We can perform the same analysis for the correlations derived from our GeneIntegrationMatrix.
corGIM_MM <- corGIM_MM[order(abs(corGIM_MM$cor), decreasing = TRUE), ]
corGIM_MM <- corGIM_MM[which(!duplicated(gsub("\\-.*","",corGIM_MM[,"MotifMatrix_name"]))), ]
corGIM_MM$TFRegulator <- "NO"
corGIM_MM$TFRegulator[which(corGIM_MM$cor > 0.5 & corGIM_MM$padj < 0.01 & corGIM_MM$maxDelta > quantile(corGIM_MM$maxDelta, 0.75))] <- "YES"
sort(corGIM_MM[corGIM_MM$TFRegulator=="YES",1])
## [1] "BACH1" "CEBPA" "CEBPB" "CEBPD" "CEBPE" "CTCF" "EBF1"
## [8] "EOMES" "ETS1" "FOS" "FOSL2" "GATA1" "GATA2" "ID3"
## [15] "IRF7" "JDP2" "KLF2" "LEF1" "MECOM" "MEF2A" "MITF"
## [22] "NFE2" "NFIA" "NFIB" "NFIC" "NFIL3" "NFIX" "NFKB2"
## [29] "NR4A1" "PAX5" "POU2F1" "POU5F1B" "RFX3" "RUNX1" "SPI1"
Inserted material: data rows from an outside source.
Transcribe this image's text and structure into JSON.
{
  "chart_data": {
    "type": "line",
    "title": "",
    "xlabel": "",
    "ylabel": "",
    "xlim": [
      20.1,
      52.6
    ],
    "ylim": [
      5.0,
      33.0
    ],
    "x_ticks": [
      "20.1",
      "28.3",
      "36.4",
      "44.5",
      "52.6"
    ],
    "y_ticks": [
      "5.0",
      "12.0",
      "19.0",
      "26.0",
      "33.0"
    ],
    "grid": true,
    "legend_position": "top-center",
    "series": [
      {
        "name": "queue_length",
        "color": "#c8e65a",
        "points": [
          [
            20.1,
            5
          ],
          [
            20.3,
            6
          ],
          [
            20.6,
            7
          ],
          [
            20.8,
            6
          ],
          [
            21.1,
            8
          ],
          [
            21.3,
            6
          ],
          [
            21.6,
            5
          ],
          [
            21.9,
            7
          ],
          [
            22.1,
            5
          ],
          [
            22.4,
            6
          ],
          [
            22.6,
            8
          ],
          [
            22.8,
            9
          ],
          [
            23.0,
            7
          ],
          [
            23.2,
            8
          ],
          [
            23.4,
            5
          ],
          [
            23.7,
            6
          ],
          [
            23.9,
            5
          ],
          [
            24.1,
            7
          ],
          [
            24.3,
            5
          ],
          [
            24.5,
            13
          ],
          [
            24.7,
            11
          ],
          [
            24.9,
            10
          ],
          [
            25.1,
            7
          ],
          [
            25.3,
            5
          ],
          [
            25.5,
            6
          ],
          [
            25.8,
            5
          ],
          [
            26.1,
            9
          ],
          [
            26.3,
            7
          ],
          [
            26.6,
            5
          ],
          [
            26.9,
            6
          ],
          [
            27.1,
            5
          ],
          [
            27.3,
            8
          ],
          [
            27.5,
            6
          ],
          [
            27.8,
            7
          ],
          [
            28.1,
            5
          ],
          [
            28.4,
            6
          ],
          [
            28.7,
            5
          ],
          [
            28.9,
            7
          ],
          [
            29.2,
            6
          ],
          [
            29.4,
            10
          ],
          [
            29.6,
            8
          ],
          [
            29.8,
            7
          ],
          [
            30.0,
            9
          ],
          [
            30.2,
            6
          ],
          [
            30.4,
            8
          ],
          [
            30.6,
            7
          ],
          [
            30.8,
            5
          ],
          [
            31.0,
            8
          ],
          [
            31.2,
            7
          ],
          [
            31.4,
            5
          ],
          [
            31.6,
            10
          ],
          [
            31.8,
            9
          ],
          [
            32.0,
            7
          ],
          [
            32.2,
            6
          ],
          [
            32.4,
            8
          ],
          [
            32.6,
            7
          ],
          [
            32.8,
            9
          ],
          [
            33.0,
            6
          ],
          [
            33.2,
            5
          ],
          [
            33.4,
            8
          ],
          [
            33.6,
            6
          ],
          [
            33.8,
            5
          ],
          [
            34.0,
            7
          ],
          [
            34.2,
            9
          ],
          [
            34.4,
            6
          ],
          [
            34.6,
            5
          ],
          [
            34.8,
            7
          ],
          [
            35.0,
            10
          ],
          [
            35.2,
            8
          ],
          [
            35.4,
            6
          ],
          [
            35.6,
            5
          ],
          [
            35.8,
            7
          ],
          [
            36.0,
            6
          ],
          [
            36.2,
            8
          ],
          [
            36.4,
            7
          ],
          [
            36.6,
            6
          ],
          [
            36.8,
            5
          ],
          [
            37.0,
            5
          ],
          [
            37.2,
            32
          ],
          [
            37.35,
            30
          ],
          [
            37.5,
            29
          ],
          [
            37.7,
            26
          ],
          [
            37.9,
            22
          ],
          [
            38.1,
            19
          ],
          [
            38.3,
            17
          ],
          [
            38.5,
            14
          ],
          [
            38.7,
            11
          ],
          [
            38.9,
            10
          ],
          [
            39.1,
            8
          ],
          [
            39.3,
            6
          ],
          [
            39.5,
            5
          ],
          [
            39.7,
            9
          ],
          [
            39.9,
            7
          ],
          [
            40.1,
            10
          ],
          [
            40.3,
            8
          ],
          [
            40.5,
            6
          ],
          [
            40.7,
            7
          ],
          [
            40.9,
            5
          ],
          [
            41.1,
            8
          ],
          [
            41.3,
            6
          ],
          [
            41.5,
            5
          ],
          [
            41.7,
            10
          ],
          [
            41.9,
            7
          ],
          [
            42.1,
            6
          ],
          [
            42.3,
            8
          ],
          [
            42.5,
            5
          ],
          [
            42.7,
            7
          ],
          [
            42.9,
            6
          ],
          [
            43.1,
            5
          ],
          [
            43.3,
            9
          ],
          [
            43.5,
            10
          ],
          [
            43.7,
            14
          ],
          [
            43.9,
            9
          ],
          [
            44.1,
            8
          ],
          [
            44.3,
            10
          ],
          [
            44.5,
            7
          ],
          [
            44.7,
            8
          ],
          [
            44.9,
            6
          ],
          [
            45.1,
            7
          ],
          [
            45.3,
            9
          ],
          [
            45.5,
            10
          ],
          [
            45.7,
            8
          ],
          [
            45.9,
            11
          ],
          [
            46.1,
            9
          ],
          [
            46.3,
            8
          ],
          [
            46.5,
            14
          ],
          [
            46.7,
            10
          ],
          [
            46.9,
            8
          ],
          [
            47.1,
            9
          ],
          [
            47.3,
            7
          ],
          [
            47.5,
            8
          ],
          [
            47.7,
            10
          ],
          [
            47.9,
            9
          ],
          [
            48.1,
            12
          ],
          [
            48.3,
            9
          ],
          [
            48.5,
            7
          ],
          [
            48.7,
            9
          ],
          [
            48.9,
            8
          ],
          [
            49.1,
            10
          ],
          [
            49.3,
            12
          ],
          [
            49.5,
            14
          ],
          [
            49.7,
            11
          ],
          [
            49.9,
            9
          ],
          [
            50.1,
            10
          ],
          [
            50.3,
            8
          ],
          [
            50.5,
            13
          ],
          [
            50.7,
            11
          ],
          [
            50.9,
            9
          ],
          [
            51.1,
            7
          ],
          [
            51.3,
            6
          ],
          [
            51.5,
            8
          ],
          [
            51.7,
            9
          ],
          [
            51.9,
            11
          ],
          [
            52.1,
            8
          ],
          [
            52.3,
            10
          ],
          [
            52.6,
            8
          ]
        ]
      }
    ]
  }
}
## [36] "STAT2" "TCF3" "TCF4" "TCF7L1"p <- ggplot(data.frame(corGIM_MM), aes(cor, maxDelta, color = TFRegulator)) +
geom_point() +
theme_ArchR() +
geom_vline(xintercept = 0, lty = "dashed") +
scale_color_manual(values = c("NO"="darkgrey", "YES"="firebrick3")) +
xlab("Correlation To Gene Expression") +
ylab("Max TF Motif Delta") +
scale_y_continuous(
expand = c(0,0),
limits = c(0, max(corGIM_MM$maxDelta)*1.05)
)
p
## Warning: Removed 260 rows containing missing values (geom_point).